Equal Triangle Algebra

As the areas are same........................................ 1/2×(x+1)×h =1/2×5×h On solving we get x=4. As base of both the triangles are same, the hypotenuese of both triangles will be equal...... Therefore, (x+y)=(2y+2) Substitute x=4 and on simplification we get y=2.

If these triangles are in fact equal, then we can assume the bases and hypotenuses are equal to each other.

First find $x$ by setting the bases equal to each other.
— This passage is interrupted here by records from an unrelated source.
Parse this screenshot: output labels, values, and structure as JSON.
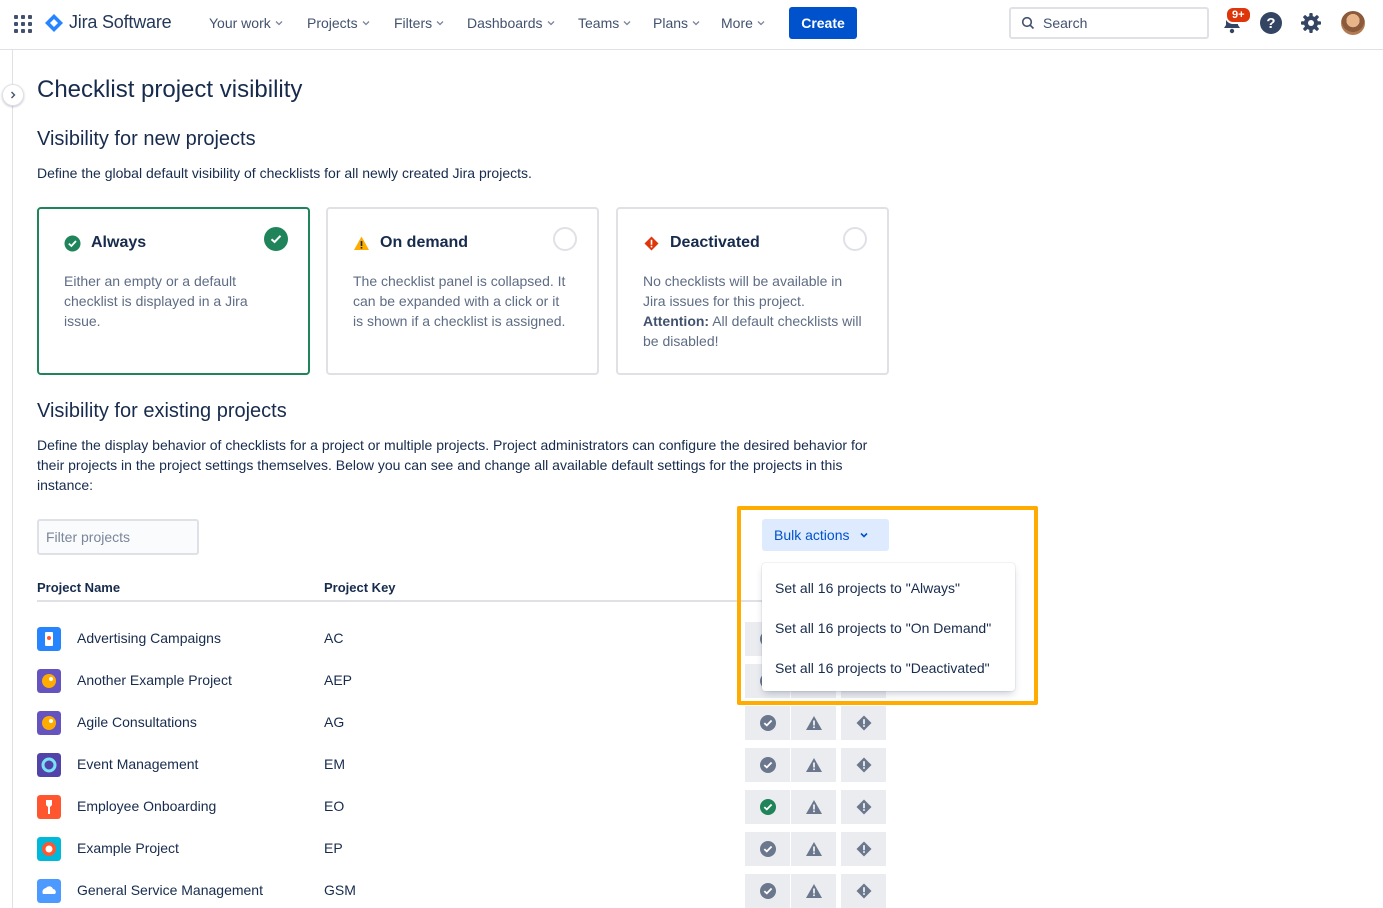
{
  "nav": {
    "logo": "Jira Software",
    "items": [
      "Your work",
      "Projects",
      "Filters",
      "Dashboards",
      "Teams",
      "Plans",
      "More"
    ],
    "create_label": "Create",
    "search_placeholder": "Search",
    "notification_badge": "9+",
    "help_label": "?"
  },
  "page": {
    "title": "Checklist project visibility",
    "new_heading": "Visibility for new projects",
    "new_desc": "Define the global default visibility of checklists for all newly created Jira projects.",
    "existing_heading": "Visibility for existing projects",
    "existing_desc": "Define the display behavior of checklists for a project or multiple projects. Project administrators can configure the desired behavior for their projects in the project settings themselves. Below you can see and change all available default settings for the projects in this instance:"
  },
  "cards": [
    {
      "title": "Always",
      "desc": "Either an empty or a default checklist is displayed in a Jira issue.",
      "selected": true
    },
    {
      "title": "On demand",
      "desc": "The checklist panel is collapsed. It can be expanded with a click or it is shown if a checklist is assigned.",
      "selected": false
    },
    {
      "title": "Deactivated",
      "desc_prefix": "No checklists will be available in Jira issues for this project. ",
      "desc_bold": "Attention:",
      "desc_suffix": " All default checklists will be disabled!",
      "selected": false
    }
  ],
  "filter": {
    "placeholder": "Filter projects"
  },
  "table": {
    "headers": [
      "Project Name",
      "Project Key"
    ],
    "rows": [
      {
        "name": "Advertising Campaigns",
        "key": "AC",
        "state": "unknown"
      },
      {
        "name": "Another Example Project",
        "key": "AEP",
        "state": "unknown"
      },
      {
        "name": "Agile Consultations",
        "key": "AG",
        "state": "none"
      },
      {
        "name": "Event Management",
        "key": "EM",
        "state": "none"
      },
      {
        "name": "Employee Onboarding",
        "key": "EO",
        "state": "always"
      },
      {
        "name": "Example Project",
        "key": "EP",
        "state": "none"
      },
      {
        "name": "General Service Management",
        "key": "GSM",
        "state": "none"
      }
    ]
  },
  "bulk": {
    "label": "Bulk actions",
    "items": [
      "Set all 16 projects to \"Always\"",
      "Set all 16 projects to \"On Demand\"",
      "Set all 16 projects to \"Deactivated\""
    ]
  },
  "colors": {
    "accent": "#0052cc",
    "success": "#1f845a",
    "warning": "#ffab00",
    "danger": "#de350b"
  }
}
Subtract 4 from each side. $\begin{aligned} x+1&=5\\ x=4\\ \end{aligned}$ Then use your result from $x$ to solve for $y$ and set the hypotenuses equal to each other. Solve for $y$ by subtracting $y$ and 2 from each side. $\begin{aligned} 4+y&=2y+2\\ 4&=y+2\\ 2&=y\\ \end{aligned}$

Since the areas are equal, we have

$\dfrac{1}{2}(h)(x+1) = \dfrac{1}{2}(h)(5)$

$x+1=5$

$x=4$

We observed that the bases are also equal, so the triangles are congruent. So

$x+y = 2y+2$

$4+y=2y+2$

$4-2=2y-y$

$2 = y$

Note: In my solution, I assumed that the bases are not equal. But if we look further, we can see that the bases are equal.